70. Alay Komutanı Albay Halit bey, eşini verem hastalığı nedeniyle kaybetmiş, küçük kızı Nezahat'ı Bursa'daki direniş örgütü lideri Arif bey'e emanet etmişti. Kolağası Arif bey Bursa'nın işgali üzerine Ahı dağı eteklerine çekilirken küçük Nezahat'ı da yanına almak zorunda kalmıştı. Arif bey, Nezahat'ın babası Albay Halit bey'e, sağ kalırsa kızı Nezahat'ı Ankara'da teslim etme sözü vermişti.

Küçük Nezahat Fırka ile birlikte gece takiplerine, baskınlara çıkıyor, tam bir asker gibi yaşıyor, sırası gelince nöbet de tutuyordu.

Mustafa Kemal Paşa'nın ziyareti

Mustafa Kemal Paşa yanında Garp Cephesi Kumandanı İsmet Paşa olduğu halde Ahı dağındaki İmalat-ı Harbiye fırkasını ziyaret etmişti. Nezahat Beysan şöyle anlatıyor:

Birinci İnönü muharebesi başlamak üzereydi. Biz, Ahı dağı eteklerinde müdafaa durumundaydık Gazi, bir heyet ile birlikte Ahı dağını ziyaret etti. Çadıra girdiğinde beni gördü. Hayretle yüzüme bakarak, fırka kumandanı kolağası Arif bey'e "kim bu?" diye sordu, "ne arıyor burada?" dedi.

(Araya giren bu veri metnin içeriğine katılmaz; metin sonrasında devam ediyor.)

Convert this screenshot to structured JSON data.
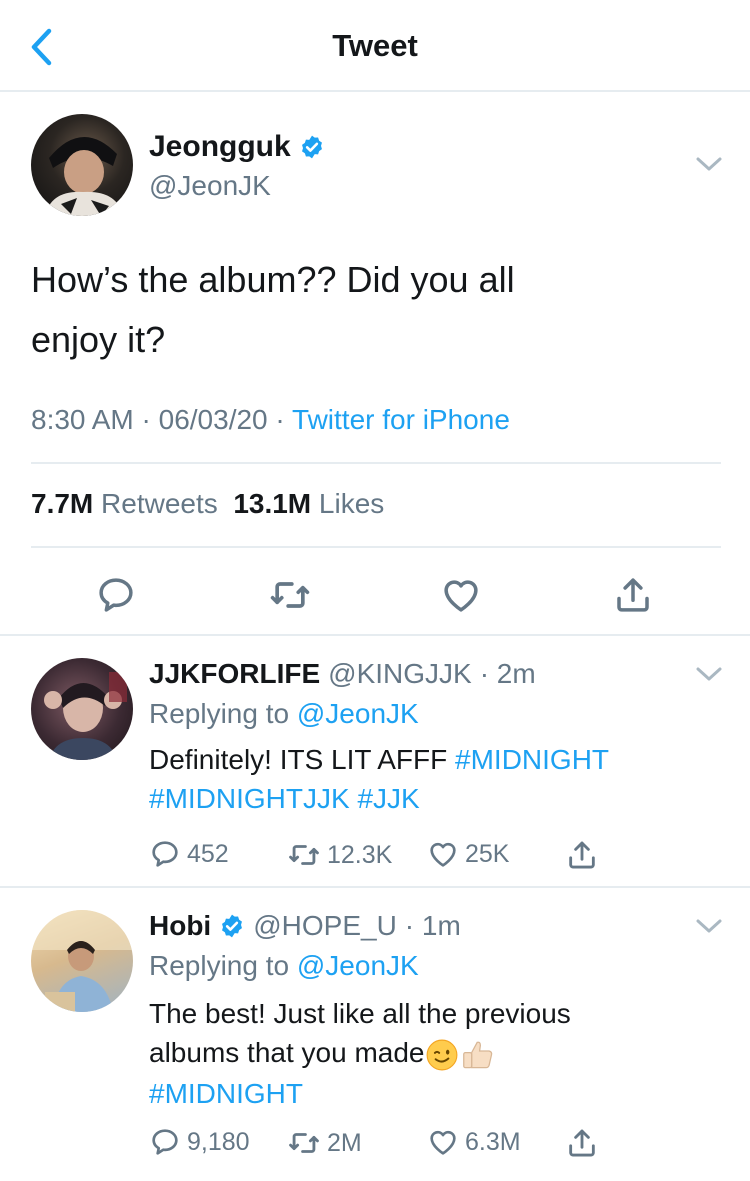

Fırka kumandanı Arif bey cevap verdi, "Efendim bu 70'nci Alay Komutanı Halit bey'in Harp Yaveri'dir."

Gazi, "nasıl olur" diyerek bana doğru eğildi, "kızım ne arıyorsun sen burada, ne yapabilirsin bu boyunla" dedi.

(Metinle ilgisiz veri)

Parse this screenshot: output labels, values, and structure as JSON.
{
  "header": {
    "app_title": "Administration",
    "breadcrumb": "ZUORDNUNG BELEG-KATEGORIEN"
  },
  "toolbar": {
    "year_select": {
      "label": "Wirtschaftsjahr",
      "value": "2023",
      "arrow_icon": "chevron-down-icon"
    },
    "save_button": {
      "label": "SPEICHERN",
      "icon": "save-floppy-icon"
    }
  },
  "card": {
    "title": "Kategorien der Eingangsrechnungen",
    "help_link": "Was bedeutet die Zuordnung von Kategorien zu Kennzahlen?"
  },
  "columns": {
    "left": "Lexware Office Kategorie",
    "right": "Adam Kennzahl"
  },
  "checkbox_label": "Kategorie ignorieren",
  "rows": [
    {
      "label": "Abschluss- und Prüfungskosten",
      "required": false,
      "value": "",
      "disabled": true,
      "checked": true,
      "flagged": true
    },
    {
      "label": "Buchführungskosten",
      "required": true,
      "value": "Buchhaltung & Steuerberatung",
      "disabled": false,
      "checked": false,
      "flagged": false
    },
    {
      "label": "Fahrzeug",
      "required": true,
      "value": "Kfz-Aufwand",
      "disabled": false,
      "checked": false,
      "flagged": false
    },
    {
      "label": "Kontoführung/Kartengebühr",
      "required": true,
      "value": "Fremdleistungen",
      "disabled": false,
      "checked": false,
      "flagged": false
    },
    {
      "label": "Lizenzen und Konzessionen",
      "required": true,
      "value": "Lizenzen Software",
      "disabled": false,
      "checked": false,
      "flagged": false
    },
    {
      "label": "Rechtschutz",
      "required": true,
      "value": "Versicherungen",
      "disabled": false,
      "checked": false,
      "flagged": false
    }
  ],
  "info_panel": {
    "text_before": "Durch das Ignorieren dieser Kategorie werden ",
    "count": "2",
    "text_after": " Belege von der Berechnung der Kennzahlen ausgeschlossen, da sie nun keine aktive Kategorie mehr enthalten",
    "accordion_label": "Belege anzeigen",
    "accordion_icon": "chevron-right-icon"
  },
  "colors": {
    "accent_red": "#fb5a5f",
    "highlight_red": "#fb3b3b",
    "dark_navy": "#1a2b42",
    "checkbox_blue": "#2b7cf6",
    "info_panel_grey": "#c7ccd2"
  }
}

"Ben alayın kalesiyim. Askerler beni siperde ve önlerinde gördükçe hiçbirinin geri dönmesine imkan yoktur. Hepsini zapt ederim onların", dedim.

"Peki nereden öğrendin harp etmesini?" diye sorunca, "askerle birlikte talim yaptım, silah atmayı, kurşundan korunmayı da öğrendim" diye cevap verince, söylediklerim hoşuna gitmiş olmalı ki, saçlarımı okşayarak "sen bütün Türk kızlarına örnek oluyorsun" dedi.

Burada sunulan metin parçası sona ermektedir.